Ne regarde pas cher frère ce que l orgueil et l égoisme ont produit sur le MBOK. Où chaque clan produit son MBOmbok que dis je ses MBOMBOK.D ici 50 ans on dira qu il y a des clans qui avaient plusieurs MBOMBOK.J ai même entendu dire que certains clans étaient gérés par les UM UM. Parce que ce clans ne possédant pas de MBOK MATOUK ne voulait plus être « sous la coupe des autres ».Surtout que les cotonnades, les miroirs et les TAMBA importés produisaient déjà leur effet sur les citoyens.
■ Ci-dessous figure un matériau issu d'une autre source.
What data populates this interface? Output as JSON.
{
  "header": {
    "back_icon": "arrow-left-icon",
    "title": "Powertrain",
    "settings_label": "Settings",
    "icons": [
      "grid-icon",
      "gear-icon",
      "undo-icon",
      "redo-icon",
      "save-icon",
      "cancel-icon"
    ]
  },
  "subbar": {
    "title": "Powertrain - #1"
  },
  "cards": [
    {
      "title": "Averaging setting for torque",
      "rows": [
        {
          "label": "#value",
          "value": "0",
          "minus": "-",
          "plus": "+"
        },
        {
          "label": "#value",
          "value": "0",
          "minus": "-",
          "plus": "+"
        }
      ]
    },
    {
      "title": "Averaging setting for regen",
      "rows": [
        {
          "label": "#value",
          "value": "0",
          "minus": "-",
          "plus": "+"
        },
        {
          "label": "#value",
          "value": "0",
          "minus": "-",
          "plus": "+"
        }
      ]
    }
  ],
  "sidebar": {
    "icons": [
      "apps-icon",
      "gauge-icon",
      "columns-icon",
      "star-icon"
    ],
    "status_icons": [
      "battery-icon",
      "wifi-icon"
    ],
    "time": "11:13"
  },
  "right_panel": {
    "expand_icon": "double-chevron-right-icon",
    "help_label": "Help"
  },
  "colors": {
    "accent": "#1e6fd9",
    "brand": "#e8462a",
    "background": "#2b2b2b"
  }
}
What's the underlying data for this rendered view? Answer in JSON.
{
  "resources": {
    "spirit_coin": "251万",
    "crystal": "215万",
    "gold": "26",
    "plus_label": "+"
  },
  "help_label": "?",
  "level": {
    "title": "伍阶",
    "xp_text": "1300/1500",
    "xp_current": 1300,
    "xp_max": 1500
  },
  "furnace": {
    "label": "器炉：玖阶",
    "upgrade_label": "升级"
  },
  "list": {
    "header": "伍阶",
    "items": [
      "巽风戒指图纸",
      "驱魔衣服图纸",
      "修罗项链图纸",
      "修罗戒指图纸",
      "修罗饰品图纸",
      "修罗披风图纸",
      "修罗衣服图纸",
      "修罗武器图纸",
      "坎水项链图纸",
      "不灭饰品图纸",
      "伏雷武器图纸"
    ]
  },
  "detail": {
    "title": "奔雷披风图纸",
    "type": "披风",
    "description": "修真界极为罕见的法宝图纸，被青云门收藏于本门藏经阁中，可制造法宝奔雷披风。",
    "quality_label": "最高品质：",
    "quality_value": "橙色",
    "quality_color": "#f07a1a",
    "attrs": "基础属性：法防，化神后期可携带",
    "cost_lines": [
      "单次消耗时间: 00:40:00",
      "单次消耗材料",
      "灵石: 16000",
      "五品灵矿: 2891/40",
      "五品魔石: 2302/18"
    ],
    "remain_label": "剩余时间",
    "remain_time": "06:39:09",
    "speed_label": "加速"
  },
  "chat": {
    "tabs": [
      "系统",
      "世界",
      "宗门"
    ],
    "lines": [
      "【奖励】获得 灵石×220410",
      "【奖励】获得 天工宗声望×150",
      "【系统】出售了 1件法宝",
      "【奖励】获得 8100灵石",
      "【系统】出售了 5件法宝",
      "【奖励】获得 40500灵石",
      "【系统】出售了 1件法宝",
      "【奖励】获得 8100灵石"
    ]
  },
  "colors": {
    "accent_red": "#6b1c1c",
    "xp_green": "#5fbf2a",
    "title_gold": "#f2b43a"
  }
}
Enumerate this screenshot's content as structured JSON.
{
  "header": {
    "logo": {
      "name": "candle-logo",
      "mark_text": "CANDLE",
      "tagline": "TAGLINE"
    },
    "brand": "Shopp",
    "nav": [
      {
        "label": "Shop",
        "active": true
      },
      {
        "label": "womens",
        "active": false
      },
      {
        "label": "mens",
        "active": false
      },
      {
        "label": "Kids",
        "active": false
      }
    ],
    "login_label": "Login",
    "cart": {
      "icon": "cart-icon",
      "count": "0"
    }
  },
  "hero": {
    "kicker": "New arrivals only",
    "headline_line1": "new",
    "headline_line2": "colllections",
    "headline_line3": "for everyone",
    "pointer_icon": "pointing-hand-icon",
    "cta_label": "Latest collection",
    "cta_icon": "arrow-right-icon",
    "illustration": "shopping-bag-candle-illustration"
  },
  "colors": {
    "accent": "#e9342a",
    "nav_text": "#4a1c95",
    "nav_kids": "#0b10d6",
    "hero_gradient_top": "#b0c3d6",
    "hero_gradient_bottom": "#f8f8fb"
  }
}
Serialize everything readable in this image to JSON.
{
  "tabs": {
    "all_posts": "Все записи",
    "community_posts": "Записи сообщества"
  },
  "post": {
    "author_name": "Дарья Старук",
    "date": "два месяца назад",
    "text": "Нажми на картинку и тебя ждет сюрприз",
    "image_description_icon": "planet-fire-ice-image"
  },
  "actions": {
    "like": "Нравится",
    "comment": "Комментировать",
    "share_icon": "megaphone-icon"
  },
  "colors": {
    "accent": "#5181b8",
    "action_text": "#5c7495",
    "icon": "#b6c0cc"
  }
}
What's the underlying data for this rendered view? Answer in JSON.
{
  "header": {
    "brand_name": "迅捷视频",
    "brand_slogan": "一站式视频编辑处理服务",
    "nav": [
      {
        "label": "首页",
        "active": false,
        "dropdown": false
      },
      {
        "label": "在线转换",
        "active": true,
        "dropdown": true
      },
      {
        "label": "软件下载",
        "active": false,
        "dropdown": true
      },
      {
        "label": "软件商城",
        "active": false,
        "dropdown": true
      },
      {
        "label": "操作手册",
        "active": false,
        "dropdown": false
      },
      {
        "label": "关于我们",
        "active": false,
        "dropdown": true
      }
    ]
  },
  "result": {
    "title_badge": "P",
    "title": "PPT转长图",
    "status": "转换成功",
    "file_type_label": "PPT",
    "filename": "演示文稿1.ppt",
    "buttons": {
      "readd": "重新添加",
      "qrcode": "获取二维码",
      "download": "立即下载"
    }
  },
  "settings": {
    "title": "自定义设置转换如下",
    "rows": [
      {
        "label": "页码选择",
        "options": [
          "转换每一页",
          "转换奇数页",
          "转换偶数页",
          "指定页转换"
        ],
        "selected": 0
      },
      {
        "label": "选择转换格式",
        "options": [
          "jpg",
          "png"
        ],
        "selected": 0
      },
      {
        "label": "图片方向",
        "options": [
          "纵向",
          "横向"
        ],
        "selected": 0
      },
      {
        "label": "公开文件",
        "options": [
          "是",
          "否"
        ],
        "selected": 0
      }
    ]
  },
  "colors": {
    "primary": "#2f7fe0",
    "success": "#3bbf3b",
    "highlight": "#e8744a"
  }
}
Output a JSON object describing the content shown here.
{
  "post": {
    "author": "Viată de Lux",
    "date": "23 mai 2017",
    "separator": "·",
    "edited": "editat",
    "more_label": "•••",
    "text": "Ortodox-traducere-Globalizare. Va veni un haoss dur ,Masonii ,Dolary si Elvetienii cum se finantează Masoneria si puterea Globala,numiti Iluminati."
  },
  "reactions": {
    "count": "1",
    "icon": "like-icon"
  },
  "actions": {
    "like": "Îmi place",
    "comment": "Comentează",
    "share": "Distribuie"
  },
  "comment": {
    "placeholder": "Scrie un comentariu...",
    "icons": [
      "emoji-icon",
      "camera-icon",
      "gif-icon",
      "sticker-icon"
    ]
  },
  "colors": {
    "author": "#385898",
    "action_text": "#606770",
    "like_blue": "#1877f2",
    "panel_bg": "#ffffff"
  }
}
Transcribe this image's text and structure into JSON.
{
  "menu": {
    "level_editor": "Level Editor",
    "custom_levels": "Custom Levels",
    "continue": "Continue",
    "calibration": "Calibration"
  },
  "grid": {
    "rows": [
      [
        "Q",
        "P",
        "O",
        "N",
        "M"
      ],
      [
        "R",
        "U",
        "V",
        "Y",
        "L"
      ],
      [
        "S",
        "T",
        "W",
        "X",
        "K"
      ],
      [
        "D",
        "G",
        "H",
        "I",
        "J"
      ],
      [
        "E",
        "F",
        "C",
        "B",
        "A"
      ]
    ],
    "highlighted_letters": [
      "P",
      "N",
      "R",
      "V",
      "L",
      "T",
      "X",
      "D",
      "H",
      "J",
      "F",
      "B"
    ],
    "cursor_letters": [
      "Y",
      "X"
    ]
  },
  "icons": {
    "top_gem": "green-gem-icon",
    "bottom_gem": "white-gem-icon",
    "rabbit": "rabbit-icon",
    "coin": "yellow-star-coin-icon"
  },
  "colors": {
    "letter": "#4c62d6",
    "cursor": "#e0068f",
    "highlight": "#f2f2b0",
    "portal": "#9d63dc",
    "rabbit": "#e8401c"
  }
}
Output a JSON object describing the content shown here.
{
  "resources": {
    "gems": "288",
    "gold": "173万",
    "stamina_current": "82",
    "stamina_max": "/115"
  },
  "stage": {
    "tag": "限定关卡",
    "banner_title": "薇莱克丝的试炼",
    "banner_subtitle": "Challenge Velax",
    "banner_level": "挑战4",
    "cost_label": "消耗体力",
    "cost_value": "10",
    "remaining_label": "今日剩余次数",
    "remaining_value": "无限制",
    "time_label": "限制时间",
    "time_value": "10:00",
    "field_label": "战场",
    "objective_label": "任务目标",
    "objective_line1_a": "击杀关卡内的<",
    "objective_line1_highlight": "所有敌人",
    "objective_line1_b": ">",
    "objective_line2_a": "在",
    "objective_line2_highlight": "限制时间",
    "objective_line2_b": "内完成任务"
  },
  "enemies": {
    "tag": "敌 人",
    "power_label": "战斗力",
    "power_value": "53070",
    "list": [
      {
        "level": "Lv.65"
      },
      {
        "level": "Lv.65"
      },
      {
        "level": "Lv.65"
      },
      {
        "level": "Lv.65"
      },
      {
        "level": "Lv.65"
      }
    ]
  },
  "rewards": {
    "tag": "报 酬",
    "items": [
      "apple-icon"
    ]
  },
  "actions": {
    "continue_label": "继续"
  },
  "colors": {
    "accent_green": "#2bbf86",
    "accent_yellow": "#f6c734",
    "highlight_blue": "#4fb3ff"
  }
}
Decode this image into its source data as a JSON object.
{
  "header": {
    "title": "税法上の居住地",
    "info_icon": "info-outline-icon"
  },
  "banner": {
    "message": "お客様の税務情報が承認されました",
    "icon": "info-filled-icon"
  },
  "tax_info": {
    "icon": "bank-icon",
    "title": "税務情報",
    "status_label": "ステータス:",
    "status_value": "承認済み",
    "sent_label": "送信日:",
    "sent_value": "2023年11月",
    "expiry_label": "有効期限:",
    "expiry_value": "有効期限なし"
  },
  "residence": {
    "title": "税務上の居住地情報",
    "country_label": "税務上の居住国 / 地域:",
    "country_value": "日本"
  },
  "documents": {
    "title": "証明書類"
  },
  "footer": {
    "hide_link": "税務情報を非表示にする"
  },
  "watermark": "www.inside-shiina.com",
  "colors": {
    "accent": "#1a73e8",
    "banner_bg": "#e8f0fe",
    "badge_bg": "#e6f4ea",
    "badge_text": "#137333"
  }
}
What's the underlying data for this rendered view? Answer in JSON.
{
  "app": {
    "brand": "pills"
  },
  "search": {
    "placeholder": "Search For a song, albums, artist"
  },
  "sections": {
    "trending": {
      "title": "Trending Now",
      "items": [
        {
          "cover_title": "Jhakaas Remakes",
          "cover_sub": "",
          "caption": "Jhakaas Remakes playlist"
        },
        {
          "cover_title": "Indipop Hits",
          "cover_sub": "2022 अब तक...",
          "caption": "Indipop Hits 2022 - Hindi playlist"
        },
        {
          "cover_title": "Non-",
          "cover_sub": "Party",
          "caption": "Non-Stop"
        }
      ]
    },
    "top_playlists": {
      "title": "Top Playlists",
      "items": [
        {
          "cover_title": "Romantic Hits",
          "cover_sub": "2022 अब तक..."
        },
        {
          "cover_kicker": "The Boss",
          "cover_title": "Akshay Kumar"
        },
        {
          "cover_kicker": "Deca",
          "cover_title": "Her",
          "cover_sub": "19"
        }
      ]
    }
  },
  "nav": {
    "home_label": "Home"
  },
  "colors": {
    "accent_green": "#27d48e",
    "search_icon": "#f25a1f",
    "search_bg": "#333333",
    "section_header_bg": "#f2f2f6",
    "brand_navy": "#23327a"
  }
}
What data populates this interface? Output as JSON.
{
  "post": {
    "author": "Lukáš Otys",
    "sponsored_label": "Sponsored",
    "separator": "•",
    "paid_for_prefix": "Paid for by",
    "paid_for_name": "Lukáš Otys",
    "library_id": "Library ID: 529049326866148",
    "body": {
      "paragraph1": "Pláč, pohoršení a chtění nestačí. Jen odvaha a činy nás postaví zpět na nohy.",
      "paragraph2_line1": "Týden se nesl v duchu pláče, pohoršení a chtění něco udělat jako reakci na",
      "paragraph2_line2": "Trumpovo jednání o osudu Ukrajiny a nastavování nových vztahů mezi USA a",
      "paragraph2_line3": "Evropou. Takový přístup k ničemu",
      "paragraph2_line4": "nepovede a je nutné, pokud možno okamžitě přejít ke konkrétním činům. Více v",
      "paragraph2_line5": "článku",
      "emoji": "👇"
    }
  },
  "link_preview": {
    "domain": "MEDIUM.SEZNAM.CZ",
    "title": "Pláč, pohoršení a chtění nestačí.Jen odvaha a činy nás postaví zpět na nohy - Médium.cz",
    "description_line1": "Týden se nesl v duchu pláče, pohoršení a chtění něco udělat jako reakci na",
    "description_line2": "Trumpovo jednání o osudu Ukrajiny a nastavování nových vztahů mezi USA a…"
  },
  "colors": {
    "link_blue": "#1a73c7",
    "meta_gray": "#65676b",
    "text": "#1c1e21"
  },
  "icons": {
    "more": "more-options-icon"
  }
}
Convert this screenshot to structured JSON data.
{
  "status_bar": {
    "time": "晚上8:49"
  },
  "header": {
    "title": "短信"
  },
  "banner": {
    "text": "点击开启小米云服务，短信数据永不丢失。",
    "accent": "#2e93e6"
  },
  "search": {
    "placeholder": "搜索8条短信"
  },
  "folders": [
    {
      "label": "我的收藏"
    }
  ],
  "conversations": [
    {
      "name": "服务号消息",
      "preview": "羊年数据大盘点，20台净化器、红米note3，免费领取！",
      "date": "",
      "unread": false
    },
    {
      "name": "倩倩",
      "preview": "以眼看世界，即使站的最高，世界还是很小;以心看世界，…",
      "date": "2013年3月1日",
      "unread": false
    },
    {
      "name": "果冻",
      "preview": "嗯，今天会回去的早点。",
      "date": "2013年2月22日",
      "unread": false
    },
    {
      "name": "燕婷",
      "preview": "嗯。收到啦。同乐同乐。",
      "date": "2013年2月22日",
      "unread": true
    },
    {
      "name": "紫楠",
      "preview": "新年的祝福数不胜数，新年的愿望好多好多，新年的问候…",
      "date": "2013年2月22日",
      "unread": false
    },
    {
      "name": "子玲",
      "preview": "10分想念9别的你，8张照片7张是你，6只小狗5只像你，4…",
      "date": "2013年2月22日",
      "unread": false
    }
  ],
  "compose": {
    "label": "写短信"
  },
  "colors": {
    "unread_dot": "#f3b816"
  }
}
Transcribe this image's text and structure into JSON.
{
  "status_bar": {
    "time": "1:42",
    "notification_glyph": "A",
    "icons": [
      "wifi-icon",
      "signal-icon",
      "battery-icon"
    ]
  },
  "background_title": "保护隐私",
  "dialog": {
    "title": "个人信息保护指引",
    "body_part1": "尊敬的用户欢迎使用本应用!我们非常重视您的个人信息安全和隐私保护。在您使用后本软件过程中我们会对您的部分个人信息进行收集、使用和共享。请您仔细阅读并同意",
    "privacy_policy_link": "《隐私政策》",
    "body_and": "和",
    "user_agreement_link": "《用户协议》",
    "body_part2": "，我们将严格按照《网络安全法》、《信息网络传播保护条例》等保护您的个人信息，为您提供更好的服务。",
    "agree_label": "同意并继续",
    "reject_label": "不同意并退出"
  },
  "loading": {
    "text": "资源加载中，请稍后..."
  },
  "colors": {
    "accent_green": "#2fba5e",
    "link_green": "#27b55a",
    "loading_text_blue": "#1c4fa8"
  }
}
Je te prends le cas de la province céleste de BIKOK qui regroupe plusieurs familles. combien de familles detenaient le MBOK ? Et il y avait un seul MBOMBOK HOND KENA qui fut LOG DIKIT BAKENG avant de devenir LOG BAKI (YEDE WELL) de la famille BASINKOL.A ne pas confondre avec la cheff supérieure du canton qui est aussi YEDE WELL
Les Bassa ont une succession d' assemblée qui partent de BOMA MBAI à GWA BOK.A la tête de chaque assemblée se trouve un MBOMBOK, qui lui même ne sera qu un participant pour l assemblée au dessus. Cette assemblée étant elle même coiffée par un MBOMBOK(critère age ou simple rotation). Ainsi de suite. (On part des conseils de quartier qui envoie chacun un représentant au conseil municipal qui envoie un représentant à la à communauté urbaine ainsi de suite...).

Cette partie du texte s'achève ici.